I've scoured the Internet and found racks that attach via the rear axle skewer, but with a cobbled-up looking top attachment, and I've seen seatpost racks without any "stabilizing" attachment to stop it flopping about.
Are there any racks that have both. Something that will have a seatpost clamp and also use the axle skewer to triangulate??
It seems so obvious... am I missing something ??
While I'm at it, why not a front rack that uses the front skewer, and uses an extended sidepull brake bolt for the top ??? why do most use clamps on the fork ??
(I'm not worried about the extra 30 seconds to unscrew the skewer if I get a flat.)


----------



## Bocephus Jones II (Oct 7, 2004)

FutureTourer said:


> I've scoured the Internet and found racks that attach via the rear axle skewer, but with a cobbled-up looking top attachment, and I've seen seatpost racks without any "stabilizing" attachment to stop it flopping about.
> Are there any racks that have both. Something that will have a seatpost clamp and also use the axle skewer to triangulate??
> It seems so obvious... am I missing something ??
> While I'm at it, why not a front rack that uses the front skewer, and uses an extended sidepull brake bolt for the top ??? why do most use clamps on the fork ??
> (I'm not worried about the extra 30 seconds to unscrew the skewer if I get a flat.)
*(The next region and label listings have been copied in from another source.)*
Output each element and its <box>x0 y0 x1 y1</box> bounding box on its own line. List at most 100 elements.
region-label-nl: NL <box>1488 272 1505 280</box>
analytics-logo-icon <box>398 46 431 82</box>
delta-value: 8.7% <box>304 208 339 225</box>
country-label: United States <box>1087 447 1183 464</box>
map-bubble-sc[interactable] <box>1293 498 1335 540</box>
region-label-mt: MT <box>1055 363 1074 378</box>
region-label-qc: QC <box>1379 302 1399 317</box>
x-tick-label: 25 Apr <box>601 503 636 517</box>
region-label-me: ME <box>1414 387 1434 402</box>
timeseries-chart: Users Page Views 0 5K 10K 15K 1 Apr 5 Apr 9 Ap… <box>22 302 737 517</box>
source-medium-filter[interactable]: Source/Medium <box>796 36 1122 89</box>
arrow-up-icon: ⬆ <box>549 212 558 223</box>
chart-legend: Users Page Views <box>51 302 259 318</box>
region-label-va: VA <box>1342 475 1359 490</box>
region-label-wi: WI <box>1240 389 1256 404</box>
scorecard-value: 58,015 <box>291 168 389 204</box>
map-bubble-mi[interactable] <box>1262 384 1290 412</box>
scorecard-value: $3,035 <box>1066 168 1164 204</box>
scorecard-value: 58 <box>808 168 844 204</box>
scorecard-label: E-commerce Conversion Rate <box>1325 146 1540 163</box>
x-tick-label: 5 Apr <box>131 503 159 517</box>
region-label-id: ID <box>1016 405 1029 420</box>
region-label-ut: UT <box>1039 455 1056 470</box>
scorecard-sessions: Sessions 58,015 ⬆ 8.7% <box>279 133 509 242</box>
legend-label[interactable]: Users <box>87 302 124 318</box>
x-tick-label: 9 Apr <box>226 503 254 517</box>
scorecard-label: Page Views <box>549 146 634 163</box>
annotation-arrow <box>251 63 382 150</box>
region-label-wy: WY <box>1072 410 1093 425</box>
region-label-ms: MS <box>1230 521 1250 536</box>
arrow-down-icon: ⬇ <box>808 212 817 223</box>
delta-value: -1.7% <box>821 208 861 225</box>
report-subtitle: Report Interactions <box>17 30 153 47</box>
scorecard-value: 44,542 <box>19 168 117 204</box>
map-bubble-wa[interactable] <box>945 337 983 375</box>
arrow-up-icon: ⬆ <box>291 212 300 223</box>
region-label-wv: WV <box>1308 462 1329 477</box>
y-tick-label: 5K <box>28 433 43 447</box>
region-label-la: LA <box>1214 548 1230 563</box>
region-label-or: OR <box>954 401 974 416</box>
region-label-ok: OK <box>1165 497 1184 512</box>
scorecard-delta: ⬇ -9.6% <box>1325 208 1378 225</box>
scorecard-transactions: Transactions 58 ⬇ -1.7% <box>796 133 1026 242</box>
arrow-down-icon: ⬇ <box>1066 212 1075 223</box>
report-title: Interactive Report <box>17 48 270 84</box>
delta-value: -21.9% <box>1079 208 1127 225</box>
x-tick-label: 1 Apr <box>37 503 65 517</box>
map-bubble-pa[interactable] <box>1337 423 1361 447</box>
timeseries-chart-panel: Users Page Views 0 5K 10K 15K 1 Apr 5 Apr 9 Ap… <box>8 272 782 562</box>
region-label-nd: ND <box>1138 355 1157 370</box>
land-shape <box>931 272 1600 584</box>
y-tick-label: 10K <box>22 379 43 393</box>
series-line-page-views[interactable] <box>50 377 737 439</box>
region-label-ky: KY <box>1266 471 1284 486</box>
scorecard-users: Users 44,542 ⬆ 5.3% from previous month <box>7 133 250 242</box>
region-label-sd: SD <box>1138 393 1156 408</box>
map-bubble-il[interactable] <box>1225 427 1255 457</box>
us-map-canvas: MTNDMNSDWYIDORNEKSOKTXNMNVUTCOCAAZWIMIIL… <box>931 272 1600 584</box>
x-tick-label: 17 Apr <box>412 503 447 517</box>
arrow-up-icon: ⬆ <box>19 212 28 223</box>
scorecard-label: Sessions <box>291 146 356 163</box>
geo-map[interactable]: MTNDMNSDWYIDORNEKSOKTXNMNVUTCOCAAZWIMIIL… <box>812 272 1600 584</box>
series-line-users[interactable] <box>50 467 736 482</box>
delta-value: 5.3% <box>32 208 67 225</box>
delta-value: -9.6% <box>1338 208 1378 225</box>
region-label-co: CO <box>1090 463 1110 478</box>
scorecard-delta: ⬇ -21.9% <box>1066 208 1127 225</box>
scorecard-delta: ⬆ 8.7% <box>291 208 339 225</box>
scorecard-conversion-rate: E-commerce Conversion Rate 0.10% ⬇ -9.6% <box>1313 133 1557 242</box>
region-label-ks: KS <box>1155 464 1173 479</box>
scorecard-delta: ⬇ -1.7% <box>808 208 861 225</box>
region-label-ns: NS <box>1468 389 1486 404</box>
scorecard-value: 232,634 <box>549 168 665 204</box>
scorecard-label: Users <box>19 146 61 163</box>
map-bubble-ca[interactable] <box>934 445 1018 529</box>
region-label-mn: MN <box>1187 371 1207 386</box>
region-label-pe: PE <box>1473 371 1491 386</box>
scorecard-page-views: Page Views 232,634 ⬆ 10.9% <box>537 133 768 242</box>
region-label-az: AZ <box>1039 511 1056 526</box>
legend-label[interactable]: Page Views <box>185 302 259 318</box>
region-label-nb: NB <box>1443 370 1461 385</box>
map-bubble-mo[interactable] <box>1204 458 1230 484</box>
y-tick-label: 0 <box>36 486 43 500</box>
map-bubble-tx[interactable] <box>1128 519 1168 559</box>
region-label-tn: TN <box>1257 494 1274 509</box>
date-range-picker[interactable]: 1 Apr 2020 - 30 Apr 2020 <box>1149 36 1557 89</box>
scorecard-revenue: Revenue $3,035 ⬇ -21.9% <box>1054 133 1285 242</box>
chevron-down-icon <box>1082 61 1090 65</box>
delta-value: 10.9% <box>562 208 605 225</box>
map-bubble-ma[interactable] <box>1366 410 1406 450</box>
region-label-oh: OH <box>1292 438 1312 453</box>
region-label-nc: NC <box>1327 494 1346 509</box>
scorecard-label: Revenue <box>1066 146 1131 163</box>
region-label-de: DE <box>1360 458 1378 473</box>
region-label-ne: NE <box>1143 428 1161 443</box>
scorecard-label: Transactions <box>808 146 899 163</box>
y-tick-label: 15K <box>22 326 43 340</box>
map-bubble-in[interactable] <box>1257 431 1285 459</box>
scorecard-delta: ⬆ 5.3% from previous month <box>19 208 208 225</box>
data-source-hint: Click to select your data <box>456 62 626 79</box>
not all bikes are made to use racks--make sure yours can handle it before you do anything. The seatpost ones work OK for light loads.


----------



## M.J. (Jan 28, 2004)

my Carradice longflap saddlebag with the SQR seatpost attachment works great - track one down


----------



## YuriB (Mar 24, 2005)

channing has something that will work for you

www.oldmanmountain.com

edit: this rack has seen a few hundred miles in rough conditions and no problems.


----------



## ispoke (Feb 28, 2005)

*what's your intended use?*

As a FutureTourer, perhaps you're planning overnights with clothing, tent, sleeping bag? Or maybe textbooks, u-lock, cable lock and change of clothes? If you're serious about carrying weight, you might consider a traditional 4-point rear rack with some extra beefy p-clips like those from Tubus (see picture). I'm biased towards simple, bombproof setups, such as traditional racks that don't interfere with any brake or axle/skewer parts...

Please forgive the silly radial laced rear hub - it was changed to 3-cross some time ago!


----------



## StageHand (Dec 27, 2002)

The seatpost racks don't move around much. I did a trip with one loaded around 25 lbs. I didn't have any problems with load shift, but the panniers I had started rubbing the tire, and the center of gravity was really high (Load was entirely above the hub, and only overlapped the tire vertically by about 4 inchest). If I had to do it again . . . I'd do it the same way because of the bikes and equipment at my disposal, but I'd rather have a frame-mounted rack.


----------



## mercierfils (May 10, 2005)

*hmmm... for zero dollars...*

I have an old folding, spring-topped rack (they still sell them in K-Mart-type places) that I have attached to my vintage Cannondale crit (no bosses) bike. I drilled and tapped the rear dropouts and used a lockwasher on a machine screw, then had something like Isopke's rig but up on the top end above the brake. I used plumbing pipe hanger strip (preperforated galvanized sheet metal) dipped in Plasti-Dip (used for tool handles; had it already) to improve the grip and save my paint. I bent those to suit and secured them with nylon-cored nuts and machine screws. Okay, I had to buy the nuts. It's held some outrageous loads since 1988 and, other than the cheeseball rack itself, looks manufacured.


----------



## Friction_Shifter (Feb 8, 2006)

did something sort of similar to mercierfils. 85 cannondale SR300. Already had threaded dropouts for racks but no seatstay mounts. I got some of that metal stipping about 0.6" wide that comes in a roll of about 25 feet for $4. It has holes about every 1/2". I just bent that around the oval seatstays and works fine. Not the prettiest but functional. If you have round seatstay tubes you can get rubber coated clamps. A rack attached to seatstays will be more stable than if it is attached to seatpost. But yeah you think there would be something available like that. Maybe bc there is such a variety of seatpost diameters.


----------